Jung Ho-young's Coleslaw

A refreshing and cool KFC-style salad made by lightly pickling cabbage and carrots, then tossing them with a rich, homemade mayonnaise sauce for a crisp, tangy bite.

🙋 Recommended for

  • Those who want to enjoy a generous, tangy, crunchy coleslaw at home, just like at famous fast food chains
  • People looking for a clean, refreshing side dish to balance rich main courses like fried chicken, pizza, or grilled meats

Ingredients needed 🛒4 servings

  • cabbage 1/2 head
  • carrot 1/2 piece
  • onion 1/2 piece
  • corn in can 1 can (small size)
  • mayonnaise 8 tablespoons
  • lemon juice 3 tablespoons
  • sugar 3 tablespoons
  • mustard 1 tablespoon
  • salt to taste
  • pepper a pinch

Recipe 🍳

  1. Slice the cabbage and carrot into thin, even strips, and finely chop the onion.
  2. Place the sliced cabbage and carrot in a bowl, add 3 pinches of salt, a little water, and the liquid from the canned corn. Mix well to pickle the vegetables until crisp.
  3. Soak the chopped onion in cold water for a few minutes to reduce its sharpness, then strain and squeeze out excess moisture.
  4. In another bowl, combine 8 tablespoons of mayonnaise, 3 tablespoons of lemon juice, 3 tablespoons of sugar, and 1 tablespoon of mustard.
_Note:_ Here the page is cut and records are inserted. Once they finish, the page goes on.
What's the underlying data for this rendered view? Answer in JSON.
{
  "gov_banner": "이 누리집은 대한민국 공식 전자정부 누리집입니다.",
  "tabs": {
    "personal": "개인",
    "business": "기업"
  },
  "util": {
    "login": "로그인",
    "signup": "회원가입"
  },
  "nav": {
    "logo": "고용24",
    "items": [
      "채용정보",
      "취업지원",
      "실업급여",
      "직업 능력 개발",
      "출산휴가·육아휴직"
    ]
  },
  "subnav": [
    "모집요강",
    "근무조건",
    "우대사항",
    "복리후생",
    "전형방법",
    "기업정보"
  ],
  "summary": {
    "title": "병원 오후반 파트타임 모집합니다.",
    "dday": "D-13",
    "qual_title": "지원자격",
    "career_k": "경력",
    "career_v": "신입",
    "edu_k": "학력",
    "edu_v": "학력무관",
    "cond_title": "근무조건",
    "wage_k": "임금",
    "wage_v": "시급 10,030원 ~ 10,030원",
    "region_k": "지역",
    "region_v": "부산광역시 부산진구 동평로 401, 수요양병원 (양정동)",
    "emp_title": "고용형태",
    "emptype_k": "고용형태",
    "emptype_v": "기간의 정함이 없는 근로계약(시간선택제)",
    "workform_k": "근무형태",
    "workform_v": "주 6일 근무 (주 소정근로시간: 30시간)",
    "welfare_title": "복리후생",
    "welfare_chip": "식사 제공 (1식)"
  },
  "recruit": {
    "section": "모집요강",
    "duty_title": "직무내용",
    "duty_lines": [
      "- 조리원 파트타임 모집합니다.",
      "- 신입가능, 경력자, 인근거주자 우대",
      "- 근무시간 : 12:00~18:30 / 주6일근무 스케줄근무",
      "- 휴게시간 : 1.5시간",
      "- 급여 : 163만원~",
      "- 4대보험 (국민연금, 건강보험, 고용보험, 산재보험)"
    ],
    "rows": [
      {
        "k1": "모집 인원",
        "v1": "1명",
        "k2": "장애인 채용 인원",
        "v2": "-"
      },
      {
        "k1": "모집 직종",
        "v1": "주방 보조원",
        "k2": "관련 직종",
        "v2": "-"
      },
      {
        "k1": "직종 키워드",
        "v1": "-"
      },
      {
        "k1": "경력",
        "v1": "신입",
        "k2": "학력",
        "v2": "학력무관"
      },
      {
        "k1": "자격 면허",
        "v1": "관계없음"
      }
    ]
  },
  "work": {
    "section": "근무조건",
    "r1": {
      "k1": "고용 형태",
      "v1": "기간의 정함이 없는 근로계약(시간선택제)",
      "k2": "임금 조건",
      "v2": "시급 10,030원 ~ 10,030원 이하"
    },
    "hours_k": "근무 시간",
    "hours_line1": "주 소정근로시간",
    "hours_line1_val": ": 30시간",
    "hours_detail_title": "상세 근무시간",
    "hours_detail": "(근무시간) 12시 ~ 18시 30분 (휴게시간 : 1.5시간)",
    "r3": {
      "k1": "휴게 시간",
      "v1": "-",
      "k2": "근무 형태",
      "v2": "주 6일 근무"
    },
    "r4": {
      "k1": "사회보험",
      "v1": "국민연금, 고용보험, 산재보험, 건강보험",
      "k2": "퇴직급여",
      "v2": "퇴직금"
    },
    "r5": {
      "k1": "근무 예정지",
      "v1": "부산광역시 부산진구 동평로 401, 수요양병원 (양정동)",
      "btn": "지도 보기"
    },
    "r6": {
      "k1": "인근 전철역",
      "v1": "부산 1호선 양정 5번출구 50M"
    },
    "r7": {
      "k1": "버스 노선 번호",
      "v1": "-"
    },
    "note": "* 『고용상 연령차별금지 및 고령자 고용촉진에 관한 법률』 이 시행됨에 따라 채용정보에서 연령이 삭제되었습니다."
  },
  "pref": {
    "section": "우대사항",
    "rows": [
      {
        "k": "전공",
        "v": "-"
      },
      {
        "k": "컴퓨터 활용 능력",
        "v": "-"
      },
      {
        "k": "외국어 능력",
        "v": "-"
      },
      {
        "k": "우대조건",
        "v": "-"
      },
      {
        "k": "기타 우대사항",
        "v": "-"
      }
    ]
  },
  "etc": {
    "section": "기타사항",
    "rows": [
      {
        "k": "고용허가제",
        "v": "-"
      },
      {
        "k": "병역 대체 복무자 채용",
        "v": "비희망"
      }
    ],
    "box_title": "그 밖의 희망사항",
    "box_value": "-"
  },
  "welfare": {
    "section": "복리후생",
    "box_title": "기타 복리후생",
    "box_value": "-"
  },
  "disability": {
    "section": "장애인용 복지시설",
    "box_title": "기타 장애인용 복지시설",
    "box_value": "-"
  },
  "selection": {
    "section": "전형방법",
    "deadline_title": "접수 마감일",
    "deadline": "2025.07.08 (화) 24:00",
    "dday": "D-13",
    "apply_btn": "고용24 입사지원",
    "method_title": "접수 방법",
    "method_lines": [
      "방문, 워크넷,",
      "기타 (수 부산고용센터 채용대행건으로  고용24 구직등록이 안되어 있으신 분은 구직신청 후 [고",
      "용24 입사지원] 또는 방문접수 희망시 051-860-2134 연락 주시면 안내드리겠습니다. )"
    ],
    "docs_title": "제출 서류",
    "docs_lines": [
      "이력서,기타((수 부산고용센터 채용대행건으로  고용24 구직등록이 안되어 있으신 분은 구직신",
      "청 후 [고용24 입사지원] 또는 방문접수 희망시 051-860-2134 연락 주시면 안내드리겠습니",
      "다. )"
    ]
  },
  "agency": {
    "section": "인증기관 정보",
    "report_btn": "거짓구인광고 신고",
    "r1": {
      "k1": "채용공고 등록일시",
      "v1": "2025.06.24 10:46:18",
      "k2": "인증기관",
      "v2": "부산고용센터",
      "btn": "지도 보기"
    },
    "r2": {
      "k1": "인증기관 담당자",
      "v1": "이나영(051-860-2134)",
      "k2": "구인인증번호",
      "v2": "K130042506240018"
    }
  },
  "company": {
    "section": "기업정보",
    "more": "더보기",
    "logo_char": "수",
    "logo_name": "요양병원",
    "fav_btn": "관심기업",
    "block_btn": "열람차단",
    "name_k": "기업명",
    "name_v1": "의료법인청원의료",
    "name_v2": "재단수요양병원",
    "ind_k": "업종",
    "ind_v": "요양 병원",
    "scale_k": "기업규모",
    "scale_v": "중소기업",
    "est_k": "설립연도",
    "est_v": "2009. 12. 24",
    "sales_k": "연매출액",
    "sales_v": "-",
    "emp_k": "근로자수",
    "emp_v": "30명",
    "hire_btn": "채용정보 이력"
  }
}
Stir until the sugar is fully dissolved, then add a pinch of salt and pepper to finish the dressing.
  5. Squeeze the pickled cabbage and carrot as firmly as possible with your hands to remove all excess moisture.
  6. In a mixing bowl, combine the drained cabbage, carrot, onion, and corn kernels (without the liquid), then pour in the prepared mayonnaise dressing and toss thoroughly.
  1. Slice cabbage and carrot, then pickle them with salt and corn can liquid; soak chopped onion in cold water to mellow its sharpness.
  2. Mix mayonnaise, lemon juice, sugar, mustard, salt, and pepper to make a tangy, sweet dressing.
  3. Squeeze out as much moisture as possible from the pickled vegetables, then mix in the corn, onion, and dressing until evenly combined.

Cooking tips 💡

  • Use the liquid from the canned corn instead of discarding it—this adds a subtle sweetness and savory depth to the vegetables.
  • For best results, chill the finished coleslaw in the refrigerator before serving to enhance its crisp texture and refreshing taste.
  • Squeezing out the vegetables' moisture thoroughly ensures they won’t release water over time, helping maintain a rich, consistent flavor throughout.